The participants reported the length and quality of their sleep each night, including things such as if they woke up during the night, if they dreamed, and how long it took them to fall asleep. This approach revealed an association between hydration and sleep. In a dehydrated state, the participants reported sleeping around an hour more on average than their baselines but also had more trouble falling asleep than when they were drinking normally. Interestingly, though, participants were more fatigued before sleep while dehydrated than when they were well-hydrated.

Your problem might be dehydration

“During each hydration state, the subjects did not experience any statistically significant differences in sleep quality, number of dreams, or number of awakenings,” the researchers summarized in the paper. “Therefore, the main findings of this study are that sleep time significantly increased during mild dehydration (DEH) than on all other days (baseline, EUH [euhydrated], AD [normal hydration]), subjects reported falling asleep easier on AD compared to DEH, and evening fatigue was greater in DEH than in EUH.”
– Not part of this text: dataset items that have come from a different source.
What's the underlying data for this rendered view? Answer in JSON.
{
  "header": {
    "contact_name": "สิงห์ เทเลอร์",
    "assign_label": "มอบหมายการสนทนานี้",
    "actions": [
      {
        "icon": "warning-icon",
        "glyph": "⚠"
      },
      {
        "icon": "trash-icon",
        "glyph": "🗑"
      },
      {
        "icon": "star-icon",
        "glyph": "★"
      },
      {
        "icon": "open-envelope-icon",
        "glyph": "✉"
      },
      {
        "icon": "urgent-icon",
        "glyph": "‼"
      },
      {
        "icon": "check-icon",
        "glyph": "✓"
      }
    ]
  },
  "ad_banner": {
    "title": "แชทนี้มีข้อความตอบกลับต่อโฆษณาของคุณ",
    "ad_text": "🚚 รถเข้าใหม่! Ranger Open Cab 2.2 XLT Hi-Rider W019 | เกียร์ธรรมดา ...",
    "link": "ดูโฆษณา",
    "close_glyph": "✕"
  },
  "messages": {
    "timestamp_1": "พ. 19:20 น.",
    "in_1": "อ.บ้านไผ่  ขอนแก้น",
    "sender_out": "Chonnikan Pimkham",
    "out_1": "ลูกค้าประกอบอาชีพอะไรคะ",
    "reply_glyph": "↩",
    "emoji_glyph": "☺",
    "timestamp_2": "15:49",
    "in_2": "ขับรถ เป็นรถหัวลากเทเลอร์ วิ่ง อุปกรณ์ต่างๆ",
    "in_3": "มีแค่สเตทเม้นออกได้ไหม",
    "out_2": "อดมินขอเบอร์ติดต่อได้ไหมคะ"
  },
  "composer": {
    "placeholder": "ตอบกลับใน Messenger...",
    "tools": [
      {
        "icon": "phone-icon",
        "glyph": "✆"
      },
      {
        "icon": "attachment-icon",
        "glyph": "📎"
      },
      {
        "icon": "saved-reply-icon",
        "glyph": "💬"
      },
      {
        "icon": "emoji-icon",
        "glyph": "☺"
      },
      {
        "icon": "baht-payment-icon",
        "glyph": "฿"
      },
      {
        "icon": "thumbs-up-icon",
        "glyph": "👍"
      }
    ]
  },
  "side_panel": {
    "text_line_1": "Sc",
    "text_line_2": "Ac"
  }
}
While such a controlled environment might feel far from normal life, Lee explained that people experience these same levels of dehydration outside of the context of a study. “You may not know why all morning you feel a little fatigued, or you’re having trouble sleeping at night, and some of it may have to do with your daily, habitual fluid consumption habits,” she explained in the statement. Moving forward, the team will analyze blood samples collected during this trial to investigate how dehydration impacts immune cell function.

Now you have another reason to buy that cute “stay hydrated” sticker for your laptop.